In other news, Ann Coulter addresses the ACLU on the importance of religious tolerance and Lindsay Lohan lectures high school girls on the dangers of eating disorders.

Unfortunately, it's far from unusual to see pictures of Iraqi detainees cut and bruised from beatings with fists, sticks, and electrical cords, or to hear reports of confessions coaxed out by choking or electrical shock. We just haven't heard about the abuse coming from Iraqi security forces. And of course we're shocked. Just shocked!

Anyone with a couple of hours of Dr. Phil viewing in their past understands the flat basics of armchair psychology: abusive parents tend to raise abusive children. A kid who was beaten by his father will certainly recognize that beating your kids is bad, but is also more likely to resort to that same behavior when his own kids misbehave. It's the only way he knows to deal with kids; he knows that the beatings hurt, but he hasn't been shown an example of how to express his frustration/anger/disappointment any other way.

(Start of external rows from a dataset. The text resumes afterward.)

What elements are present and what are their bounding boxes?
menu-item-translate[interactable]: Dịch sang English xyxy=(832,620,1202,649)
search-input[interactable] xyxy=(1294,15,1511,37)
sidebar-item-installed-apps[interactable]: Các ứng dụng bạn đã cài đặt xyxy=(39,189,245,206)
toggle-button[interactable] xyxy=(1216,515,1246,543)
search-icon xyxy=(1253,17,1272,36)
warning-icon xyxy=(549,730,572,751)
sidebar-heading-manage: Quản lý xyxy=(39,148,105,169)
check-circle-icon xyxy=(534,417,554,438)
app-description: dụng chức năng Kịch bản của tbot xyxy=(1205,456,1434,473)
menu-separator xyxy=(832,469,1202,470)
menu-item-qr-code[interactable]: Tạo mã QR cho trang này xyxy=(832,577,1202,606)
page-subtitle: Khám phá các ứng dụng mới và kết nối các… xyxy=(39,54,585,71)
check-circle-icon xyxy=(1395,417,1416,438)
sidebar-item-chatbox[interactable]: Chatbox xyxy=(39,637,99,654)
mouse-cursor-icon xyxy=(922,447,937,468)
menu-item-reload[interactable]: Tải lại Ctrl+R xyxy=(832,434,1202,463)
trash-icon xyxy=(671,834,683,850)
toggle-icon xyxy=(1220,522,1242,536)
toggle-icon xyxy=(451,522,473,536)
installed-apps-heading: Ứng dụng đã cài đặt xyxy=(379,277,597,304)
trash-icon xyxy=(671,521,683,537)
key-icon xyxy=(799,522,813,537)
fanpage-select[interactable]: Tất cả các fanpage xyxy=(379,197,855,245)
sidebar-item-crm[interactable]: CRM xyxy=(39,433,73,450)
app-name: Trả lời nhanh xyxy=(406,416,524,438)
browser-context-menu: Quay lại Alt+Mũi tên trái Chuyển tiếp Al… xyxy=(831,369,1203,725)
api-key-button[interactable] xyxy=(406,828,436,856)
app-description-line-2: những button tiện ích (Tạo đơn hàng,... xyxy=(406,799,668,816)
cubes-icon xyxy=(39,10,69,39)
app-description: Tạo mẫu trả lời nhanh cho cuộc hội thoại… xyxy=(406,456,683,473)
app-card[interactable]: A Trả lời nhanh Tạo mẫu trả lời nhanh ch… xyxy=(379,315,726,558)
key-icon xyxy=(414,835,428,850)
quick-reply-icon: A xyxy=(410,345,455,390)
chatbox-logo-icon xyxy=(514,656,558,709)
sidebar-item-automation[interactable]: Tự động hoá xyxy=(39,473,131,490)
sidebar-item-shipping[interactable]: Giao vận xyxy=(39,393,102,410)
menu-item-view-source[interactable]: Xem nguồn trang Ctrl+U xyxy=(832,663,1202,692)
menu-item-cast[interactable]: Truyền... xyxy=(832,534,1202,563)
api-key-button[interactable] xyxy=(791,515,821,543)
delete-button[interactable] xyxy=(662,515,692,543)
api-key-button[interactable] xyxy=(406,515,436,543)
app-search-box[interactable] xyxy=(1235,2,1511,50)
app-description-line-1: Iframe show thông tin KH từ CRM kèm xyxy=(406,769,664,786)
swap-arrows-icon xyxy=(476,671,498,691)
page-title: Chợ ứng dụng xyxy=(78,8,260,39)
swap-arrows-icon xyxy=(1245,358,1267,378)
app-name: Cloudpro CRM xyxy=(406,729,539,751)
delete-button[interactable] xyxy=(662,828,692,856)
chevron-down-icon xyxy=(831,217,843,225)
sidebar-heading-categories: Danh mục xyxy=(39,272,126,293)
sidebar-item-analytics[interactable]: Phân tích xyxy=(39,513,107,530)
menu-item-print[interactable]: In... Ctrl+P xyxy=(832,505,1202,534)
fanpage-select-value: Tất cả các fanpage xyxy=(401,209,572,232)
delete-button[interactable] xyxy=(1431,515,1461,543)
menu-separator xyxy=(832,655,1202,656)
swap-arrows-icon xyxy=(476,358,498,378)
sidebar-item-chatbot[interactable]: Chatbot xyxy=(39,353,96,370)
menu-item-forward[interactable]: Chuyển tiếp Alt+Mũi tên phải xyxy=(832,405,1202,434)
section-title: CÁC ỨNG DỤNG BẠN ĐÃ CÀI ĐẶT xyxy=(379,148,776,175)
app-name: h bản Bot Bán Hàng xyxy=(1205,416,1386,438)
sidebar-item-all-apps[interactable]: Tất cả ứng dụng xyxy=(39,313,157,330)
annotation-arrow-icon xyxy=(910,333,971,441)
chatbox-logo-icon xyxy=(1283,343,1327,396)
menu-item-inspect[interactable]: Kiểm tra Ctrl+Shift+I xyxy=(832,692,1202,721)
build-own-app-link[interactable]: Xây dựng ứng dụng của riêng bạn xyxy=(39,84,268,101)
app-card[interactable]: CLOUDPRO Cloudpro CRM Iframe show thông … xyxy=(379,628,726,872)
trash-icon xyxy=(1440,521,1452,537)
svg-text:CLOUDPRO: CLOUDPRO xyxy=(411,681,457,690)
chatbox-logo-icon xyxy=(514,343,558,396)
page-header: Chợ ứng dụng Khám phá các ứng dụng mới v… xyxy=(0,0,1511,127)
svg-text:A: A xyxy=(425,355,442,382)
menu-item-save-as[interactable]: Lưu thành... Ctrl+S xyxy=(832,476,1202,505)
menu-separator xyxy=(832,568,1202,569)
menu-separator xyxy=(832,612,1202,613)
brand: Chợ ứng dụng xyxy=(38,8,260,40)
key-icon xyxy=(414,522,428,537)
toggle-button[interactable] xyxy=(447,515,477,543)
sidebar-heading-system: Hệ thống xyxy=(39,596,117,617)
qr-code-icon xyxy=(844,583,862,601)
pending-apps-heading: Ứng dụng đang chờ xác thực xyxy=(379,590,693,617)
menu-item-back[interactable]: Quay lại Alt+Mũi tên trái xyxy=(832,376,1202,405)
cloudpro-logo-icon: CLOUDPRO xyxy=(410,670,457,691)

So now we have the very men responsible for the security of Iraq behaving exactly the same way. Interrogations and coerced confessions by beating and electrocution were status quo during Saddam Hussein's regime, so these Iraqi officers just assume that's the way things work. Unfortunately, the US has missed a great big opportunity to come in and show them how it's really done. Allegations surface every day about detainee abuse, most famously at Abu Ghraib, most recently at Guantanamo Bay.

How are these Iraqi officers going to learn acceptable interrogation techniques if not by example? So far, the US has a pretty good reputation for whacking the crap out of detainees while telling Iraqi officers, "Don't do this." Human Rights Watch says that since the first allegations were made back in October, little progress has been made to "enforce existing laws and put an end to" the abuse. Well, duh. The Iraqi officers have no reason to take the laws seriously if their US counterparts continue abusive behavior that has been condemned by their own superiors.

Army General George Casey wrote recently to his troops that "[i]t is very important that we never turn a blind eye to abuses, thinking that what Iraqis do with their own detainees is 'Iraqi business.' Nor can we wink at suspected transgressions." The job may be far harder than he expects. The Bible, proposed rulebook for good behavior in our supposedly Christian nation, tells us to remove the planks from our own eyes before going after the specks in our brothers'; the US military has to do both simultaneously, or "justice" in the newly democratic Iraq will be same playbook, different team.